Sending 5, 100-byte ICMP Echos to 10.200.130.1, timeout is 2 seconds:
U.U.U
Success rate is 0 percent (0/5)
data-1#ping 10.200.129.1
Type escape sequence to abort.
Sending 5, 100-byte ICMP Echos to 10.200.129.1, timeout is 2 seconds:
U.U.U
Success rate is 0 percent (0/5)

Validation from pci-1 (host)

//should be able to ping other IP addresses in "pci" vrf

pci-1#ping 10.200.130.1
Type escape sequence to abort.
Sending 5, 100-byte ICMP Echos to 10.200.130.1, timeout is 2 seconds:
!!!!!
Success rate is 100 percent (5/5), round-trip min/avg/max = 6/8/14 ms
pci-1#ping 10.200.129.11
Type escape sequence to abort.
Sending 5, 100-byte ICMP Echos to 10.200.129.11, timeout is 2 seconds:
!!!!!
Success rate is 100 percent (5/5), round-trip min/avg/max = 2/2/4 ms
pci-1#ping 10.200.130.11
Type escape sequence to abort.
Sending 5, 100-byte ICMP Echos to 10.200.130.11, timeout is 2 seconds:
!!!!!
Success rate is 100 percent (5/5), round-trip min/avg/max = 7/12/15 ms

//should not be able to ping any IP addresses in "data" vrf

pci-1#ping 10.100.129.1
Type escape sequence to abort.
Sending 5, 100-byte ICMP Echos to 10.100.129.1, timeout is 2 seconds:
U.U.U
Success rate is 0 percent (0/5)
pci-1#ping 10.100.130.1
Type escape sequence to abort.
Sending 5, 100-byte ICMP Echos to 10.100.130.1, timeout is 2 seconds:
U.U.U
Success rate is 0 percent (0/5)
pci-1#ping 10.100.129.11
Type escape sequence to abort.
Sending 5, 100-byte ICMP Echos to 10.100.129.11, timeout is 2 seconds:
U.U.U
Success rate is 0 percent (0/5)
pci-1#ping 10.100.130.11
Type escape sequence to abort.
Sending 5, 100-byte ICMP Echos to 10.100.130.11, timeout is 2 seconds:
U.U.U
Success rate is 0 percent (0/5)

Notice that in the case of these tests the normal ping command was used.
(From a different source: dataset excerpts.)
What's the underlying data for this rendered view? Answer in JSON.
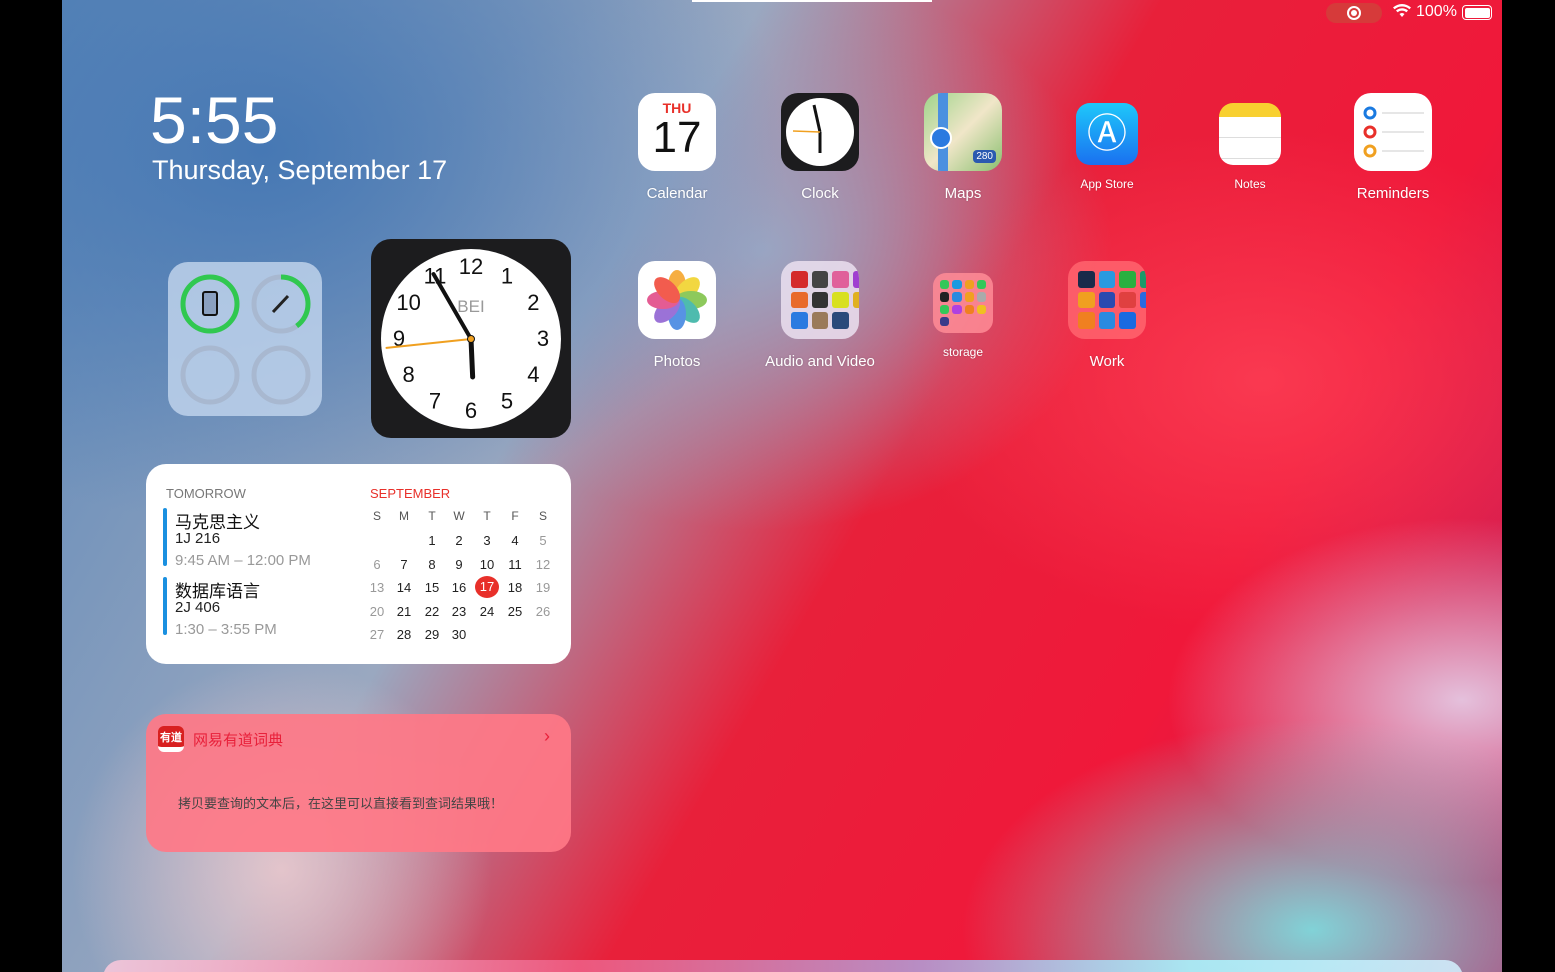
{
  "status_bar": {
    "battery": "100%",
    "wifi_icon": "wifi-icon",
    "recording_icon": "screen-recording-icon"
  },
  "lock": {
    "time": "5:55",
    "date": "Thursday, September 17"
  },
  "apps": [
    {
      "id": "calendar",
      "label": "Calendar",
      "weekday": "THU",
      "day": "17"
    },
    {
      "id": "clock",
      "label": "Clock"
    },
    {
      "id": "maps",
      "label": "Maps",
      "shield": "280"
    },
    {
      "id": "app-store",
      "label": "App Store"
    },
    {
      "id": "notes",
      "label": "Notes"
    },
    {
      "id": "reminders",
      "label": "Reminders"
    },
    {
      "id": "photos",
      "label": "Photos"
    },
    {
      "id": "audio-and-video",
      "label": "Audio and Video"
    },
    {
      "id": "storage",
      "label": "storage"
    },
    {
      "id": "work",
      "label": "Work"
    }
  ],
  "folders": {
    "audio": [
      "#d42a2a",
      "#444",
      "#e0609a",
      "#a040d0",
      "#e86a2a",
      "#333",
      "#d8e020",
      "#e0b020",
      "#2a7ae0",
      "#9a7a5a",
      "#2a4a7a"
    ],
    "storage": [
      "#34c759",
      "#1a9ae0",
      "#f0a020",
      "#34c759",
      "#222",
      "#2a8ae0",
      "#f0a020",
      "#aaa",
      "#34c759",
      "#b040e0",
      "#f08020",
      "#f0c020",
      "#3a3a8a"
    ],
    "work": [
      "#1a2a4a",
      "#2a9ae0",
      "#2ab040",
      "#1a9a6a",
      "#f0a020",
      "#2a4ab0",
      "#e04040",
      "#2a6ae0",
      "#f08020",
      "#2a8ae0",
      "#1a6ae0"
    ]
  },
  "battery_widget": {
    "ipad_level": 1.0,
    "pencil_level": 0.4
  },
  "clock_widget": {
    "city": "BEI",
    "numbers": [
      "12",
      "1",
      "2",
      "3",
      "4",
      "5",
      "6",
      "7",
      "8",
      "9",
      "10",
      "11"
    ],
    "hour": 5,
    "minute": 55,
    "second": 44
  },
  "calendar_widget": {
    "heading": "TOMORROW",
    "events": [
      {
        "title": "马克思主义",
        "location": "1J  216",
        "time": "9:45 AM – 12:00 PM"
      },
      {
        "title": "数据库语言",
        "location": "2J  406",
        "time": "1:30 – 3:55 PM"
      }
    ],
    "month": "SEPTEMBER",
    "weekdays": [
      "S",
      "M",
      "T",
      "W",
      "T",
      "F",
      "S"
    ],
    "weeks": [
      [
        "",
        "",
        "1",
        "2",
        "3",
        "4",
        "5"
      ],
      [
        "6",
        "7",
        "8",
        "9",
        "10",
        "11",
        "12"
      ],
      [
        "13",
        "14",
        "15",
        "16",
        "17",
        "18",
        "19"
      ],
      [
        "20",
        "21",
        "22",
        "23",
        "24",
        "25",
        "26"
      ],
      [
        "27",
        "28",
        "29",
        "30",
        "",
        "",
        ""
      ]
    ],
    "today": "17"
  },
  "dictionary_widget": {
    "app_name": "网易有道词典",
    "icon_text": "有道",
    "message": "拷贝要查询的文本后，在这里可以直接看到查词结果哦！"
  }
}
This is because these host devices are vrf unaware. Testing from BrWan is completely different. Since there are separate vrf instances, using the normal commands assumes the “global” vrf. This is something that network administrators have to get accustomed to in a multi-vrf environment.

//notice that 10.100.129.11 doesn't exist in the "global" vrf

BrWan#ping 10.100.129.11
Type escape sequence to abort.
Sending 5, 100-byte ICMP Echos to 10.100.129.11, timeout is 2 seconds:
.....
Success rate is 0 percent (0/5)

//however it can be reached by identifying the data vrf in the ping command

BrWan#ping vrf data 10.100.129.11
Type escape sequence to abort.
Sending 5, 100-byte ICMP Echos to 10.100.129.11, timeout is 2 seconds:
!!!!!
Success rate is 100 percent (5/5), round-trip min/avg/max = 1/4/16 ms

//the same is true for 10.200.129.11 and the pci vrf

BrWan#ping vrf pci 10.200.129.11
Type escape sequence to abort.
Sending 5, 100-byte ICMP Echos to 10.200.129.11, timeout is 2 seconds:
!!!!!
Success rate is 100 percent (5/5), round-trip min/avg/max = 9/16/27 ms

//it is even necessary to identify the vrf in most IP related show commands
BrWan#show ip route vrf pci

//--snip--
Gateway of last resort is not set

      10.0.0.0/8 is variably subnetted, 4 subnets, 2 masks
C        10.200.129.0/24 is directly connected, GigabitEthernet3.201
L        10.200.129.1/32 is directly connected, GigabitEthernet3.201
C        10.200.130.0/24 is directly connected, GigabitEthernet3.202
L        10.200.130.1/32 is directly connected, GigabitEthernet3.202

BrWan#show ip route vrf data

//--snip--

Gateway of last resort is not set

      10.0.0.0/8 is variably subnetted, 4 subnets, 2 masks
C        10.100.129.0/24 is directly connected, GigabitEthernet3.101
L        10.100.129.1/32 is directly connected, GigabitEthernet3.101
C        10.100.130.0/24 is directly connected, GigabitEthernet3.102
L        10.100.130.1/32 is directly connected, GigabitEthernet3.102

The final configuration and VIRL file can be found at the following URL.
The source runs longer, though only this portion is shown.